This post appears here courtesy of the Civitas Institute
. The author of this post is Ray Nothstine
While many experts expect President Donald Trump to nominate Amy Coney Barrett
or Barbara Lagoa
to fill Justice Ruth Bader Ginsburg's seat on the U.S. Supreme Court, Allison Jones Rushing
is a dark horse candidate who hails from North Carolina. Rushing, 38, was included in Trump's original list of future nominees unveiled by the president on September 9
and is on a final shortlist of women to replace the recently deceased Ginsburg. Trump has declared
his intention to announce a woman to fill the vacancy on September 26, 2020.
Confirmed as a federal judge on the District Court of Appeals for the Fourth Circuit in 2019, Rushing keeps her chambers in Asheville. She is currently the youngest federal appeals court judge in the entire nation, a fact some believe may diminish her chances at the nomination this go around.
Rushing was born and raised in Western North Carolina, growing up in East Flat Rock. Her parents both taught public school and Rushing herself attended public schools from kindergarten through high school. Rushing said her love for the law developed during the Wade Edwards Mock Trial Program in the North Carolina schools.
She attended Wake Forest University and Duke Law School. She joked during a 2019 speech
in Asheville that, "I was first a Demon Deacon at Wake Forest University and during a dramatic conversion became a Blue Devil at Duke University."
When asked by Louisiana Sen. John Kennedy (R) what her biggest failure in life happened to be during her senate confirmation hearings
in 2018, Rushing cited her lack of athleticism and prowess in sports. Her response is a sign that her law career has undoubtedly worked out well and she has long been considered a rising star in the legal profession. Rushing did note the challenges of balancing career and family life in her hearings as well. She is married with one young son.
Rushing may be one of the most conservative jurists being considered for the high court. She has been a member of the Federalist Society since 2012 and received no votes from Democrats during her 2019 confirmation vote. Democrats and many on the Left have attacked her for interning at the Alliance Defending Freedom, a Christian legal non-profit that has won numerous religious liberty cases at the U.S. Supreme Court over the last decade.

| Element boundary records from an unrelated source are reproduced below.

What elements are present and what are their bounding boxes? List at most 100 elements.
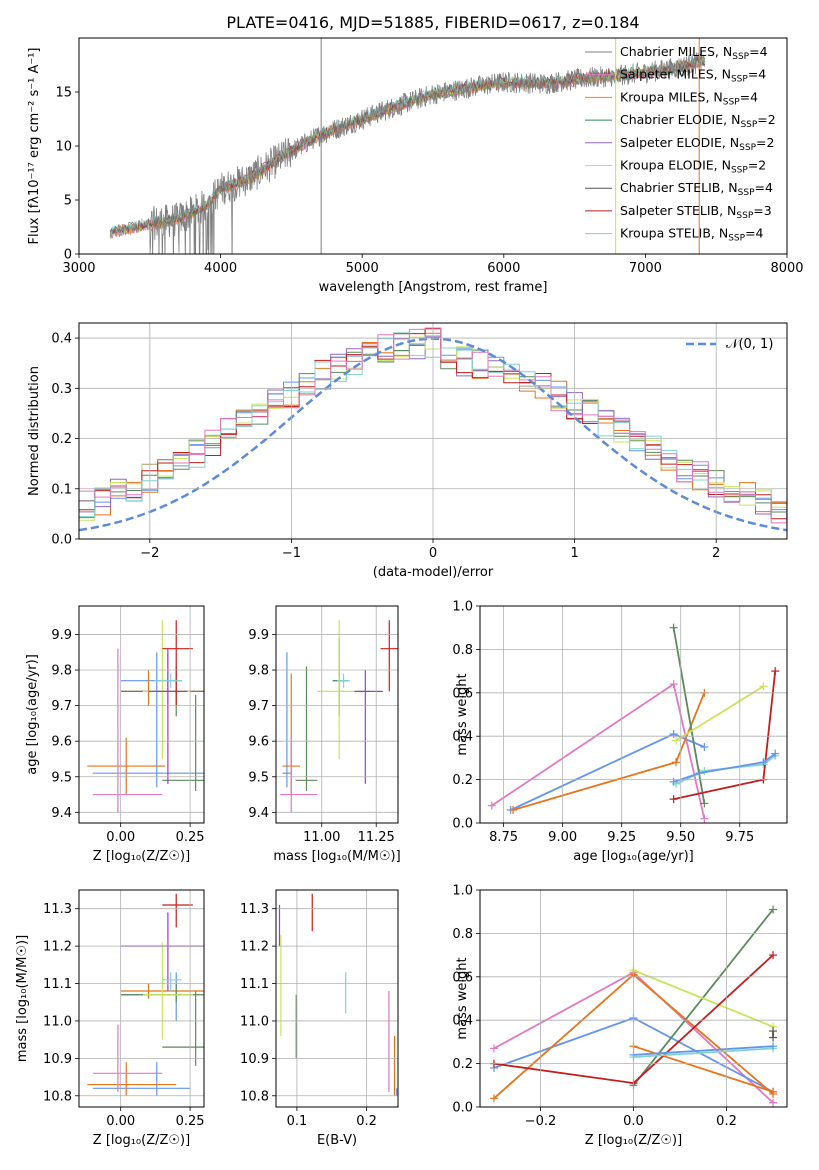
spectrum-xtick-label: 6000 (487, 261, 520, 276)
residuals-xlabel: (data-model)/error (373, 565, 494, 580)
legend-label: Chabrier ELODIE, NSSP=2 (620, 112, 776, 130)
spectrum-ytick-label: 15 (55, 86, 72, 101)
mass_vs_ebv-plot-area (278, 893, 398, 1096)
massweight_vs_Z-ytick-label: 1.0 (452, 884, 473, 899)
massweight_vs_age-ytick-label: 0.4 (452, 730, 473, 745)
spectrum-xtick-label: 7000 (629, 261, 662, 276)
massweight_vs_age-xtick-label: 9.00 (548, 830, 577, 845)
age_vs_Z-panel: 0.00 0.25 9.4 9.5 9.6 9.7 9.8 9.9 Z [log₁₀(Z/Z☉)… (25, 605, 205, 864)
massweight_vs_age-ytick-label: 0.2 (452, 773, 473, 788)
age_vs_Z-xtick-label: 0.00 (106, 830, 135, 845)
age_vs_Z-xlabel: Z [log₁₀(Z/Z☉)] (93, 849, 190, 864)
age_vs_mass-ytick-label: 9.6 (248, 735, 269, 750)
mass_vs_ebv-ytick-label: 11.1 (240, 977, 269, 992)
age_vs_Z-frame (78, 605, 205, 824)
age_vs_mass-ytick-label: 9.8 (248, 664, 269, 679)
massweight_vs_Z-xlabel: Z [log₁₀(Z/Z☉)] (585, 1133, 682, 1148)
legend-label: 𝒩(0, 1) (726, 337, 773, 352)
mass_vs_Z-ylabel: mass [log₁₀(M/M☉)] (15, 935, 30, 1062)
mass_vs_Z-panel: 0.00 0.25 10.8 10.9 11.0 11.1 11.2 11.3 Z [log₁₀… (15, 889, 205, 1148)
residuals-panel: −2 −1 0 1 2 0.0 0.1 0.2 0.3 0.4 (data-model)/error… (27, 322, 788, 580)
massweight_vs_Z-frame (479, 889, 788, 1108)
legend-label: Salpeter STELIB, NSSP=3 (620, 203, 772, 221)
age_vs_mass-ytick-label: 9.4 (248, 806, 269, 821)
residuals-xtick-label: −2 (140, 546, 159, 561)
mass_vs_Z-ytick-label: 10.8 (43, 1089, 72, 1104)
mass_vs_ebv-panel: 0.1 0.2 10.8 10.9 11.0 11.1 11.2 11.3 E(B-V) (240, 889, 399, 1148)
massweight_vs_Z-ytick-label: 0.0 (452, 1101, 473, 1116)
age_vs_mass-plot-area (280, 620, 398, 813)
mass_vs_ebv-ytick-label: 10.9 (240, 1052, 269, 1067)
residuals-ytick-label: 0.1 (51, 482, 72, 497)
residuals-ytick-label: 0.0 (51, 533, 72, 548)
age_vs_mass-frame (275, 605, 399, 824)
massweight_vs_age-xlabel: age [log₁₀(age/yr)] (573, 849, 694, 864)
mass_vs_Z-ytick-label: 11.0 (43, 1014, 72, 1029)
residuals-xtick-label: −1 (282, 546, 301, 561)
massweight_vs_Z-ytick-label: 0.8 (452, 927, 473, 942)
mass_vs_ebv-ytick-label: 11.3 (240, 902, 269, 917)
age_vs_Z-ytick-label: 9.4 (51, 806, 72, 821)
mass_vs_ebv-xtick-label: 0.2 (356, 1114, 377, 1129)
age_vs_mass-xlabel: mass [log₁₀(M/M☉)] (273, 849, 400, 864)
legend-label: Salpeter MILES, NSSP=4 (620, 67, 766, 85)
massweight_vs_Z-xtick-label: 0.0 (623, 1114, 644, 1129)
massweight_vs_age-ytick-label: 0.6 (452, 686, 473, 701)
age_vs_mass-ytick-label: 9.9 (248, 628, 269, 643)
spectrum-ytick-label: 5 (64, 194, 72, 209)
residuals-legend: 𝒩(0, 1) (686, 337, 773, 352)
age_vs_mass-xtick-label: 11.25 (358, 830, 395, 845)
legend-label: Salpeter ELODIE, NSSP=2 (620, 135, 774, 153)
spectrum-frame (78, 37, 788, 255)
legend-label: Kroupa STELIB, NSSP=4 (620, 226, 764, 244)
mass_vs_Z-ytick-label: 10.9 (43, 1052, 72, 1067)
residual-histogram (79, 327, 787, 524)
spectrum-xtick-label: 8000 (770, 261, 803, 276)
mass_vs_ebv-xlabel: E(B-V) (317, 1133, 357, 1148)
age_vs_Z-ytick-label: 9.5 (51, 770, 72, 785)
massweight_vs_age-xtick-label: 8.75 (489, 830, 518, 845)
massweight_vs_Z-xtick-label: 0.2 (716, 1114, 737, 1129)
mass-weight-line (632, 908, 774, 1086)
massweight_vs_Z-ytick-label: 0.4 (452, 1014, 473, 1029)
mass_vs_Z-xlabel: Z [log₁₀(Z/Z☉)] (93, 1133, 190, 1148)
massweight_vs_age-plot-area (487, 623, 780, 823)
massweight_vs_age-ytick-label: 0.0 (452, 817, 473, 832)
residuals-ytick-label: 0.2 (51, 432, 72, 447)
mass_vs_ebv-frame (275, 889, 399, 1108)
spectrum-ytick-label: 10 (55, 140, 72, 155)
massweight_vs_Z-panel: −0.2 0.0 0.2 0.0 0.2 0.4 0.6 0.8 1.0 Z [log₁₀(Z/Z… (452, 884, 788, 1148)
age_vs_Z-ylabel: age [log₁₀(age/yr)] (25, 654, 40, 775)
spectrum-xtick-label: 4000 (204, 261, 237, 276)
massweight_vs_age-ytick-label: 0.8 (452, 643, 473, 658)
mass_vs_Z-ytick-label: 11.3 (43, 902, 72, 917)
mass_vs_ebv-xtick-label: 0.1 (287, 1114, 308, 1129)
spectrum-ylabel: Flux [fλ10⁻¹⁷ erg cm⁻² s⁻¹ A⁻¹] (27, 48, 42, 245)
mass-weight-line (633, 1047, 774, 1058)
mass_vs_Z-xtick-label: 0.00 (106, 1114, 135, 1129)
massweight_vs_Z-ylabel: mass weight (455, 957, 470, 1039)
mass-weight-line (675, 685, 764, 742)
legend-label: Kroupa ELODIE, NSSP=2 (620, 158, 766, 176)
residuals-ytick-label: 0.3 (51, 382, 72, 397)
mass_vs_ebv-ytick-label: 11.0 (240, 1014, 269, 1029)
residuals-xtick-label: 2 (712, 546, 720, 561)
massweight_vs_age-frame (479, 605, 788, 824)
legend-label: Kroupa MILES, NSSP=4 (620, 89, 758, 107)
mass-weight-line (633, 1045, 774, 1056)
figure-title: PLATE=0416, MJD=51885, FIBERID=0617, z=0… (226, 13, 639, 32)
massweight_vs_Z-xtick-label: −0.2 (525, 1114, 557, 1129)
legend-label: Chabrier STELIB, NSSP=4 (620, 180, 773, 198)
age_vs_Z-ytick-label: 9.7 (51, 699, 72, 714)
residuals-ylabel: Normed distribution (27, 366, 42, 496)
mass-weight-line (633, 969, 774, 1028)
massweight_vs_age-xtick-label: 9.75 (725, 830, 754, 845)
spectrum-legend: Chabrier MILES, NSSP=4 Salpeter MILES, NS… (585, 44, 776, 244)
massweight_vs_age-xtick-label: 9.50 (666, 830, 695, 845)
age_vs_mass-xtick-label: 11.00 (303, 830, 340, 845)
age_vs_Z-ytick-label: 9.8 (51, 664, 72, 679)
massweight_vs_Z-ytick-label: 0.6 (452, 970, 473, 985)
residuals-xtick-label: 1 (570, 546, 578, 561)
age_vs_Z-ytick-label: 9.6 (51, 735, 72, 750)
mass_vs_ebv-ytick-label: 11.2 (240, 940, 269, 955)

Rushing has clerked for both Justice Clarence Thomas and Neil Gorsuch when he was on the U.S. Court of Appeals for the 10th Circuit. Thomas is often cited as the most conservative justice on the Supreme Court. After that, she was a partner at the prestigious Williams & Connolly law firm in Washington D.C. before being appointed and confirmed to the federal bench.
Given her relative youth, she was asked by Sen. Kennedy why she was qualified as opposed to her more senior colleagues at her firm for this position and she stated, "My experience in the federal courts of appeals and Supreme Court is why I'm qualified." Overall, the American Bar Association rated her as qualified for the post, which is not as high as their "well qualified" rating. A minority on the committee did rate Rushing "well qualified."
In her introduction
to her vote before the U.S. Senate, Sen. Thom Tillis called her "one of the fast-rising stars in the legal profession."
Tyler Brooks, a Raleigh area attorney, was a classmate of Rushing's at Wake Forest. "I knew Allison Jones Rushing during her time at Wake Forest, when we were both undergraduate students there,"
says Brooks. "She was always known as a smart, kind, and hardworking student with an exceptional talent for music. I can't imagine how anyone could ever utter a negative word against her."
Even if Rushing is passed over this time, there is little doubt she will be a strong contender for the high court again if Trump is reelected and another seat opens up. However, if she is nominated and confirmed, there is the potential that she could be the longest serving Supreme Court justice in American history.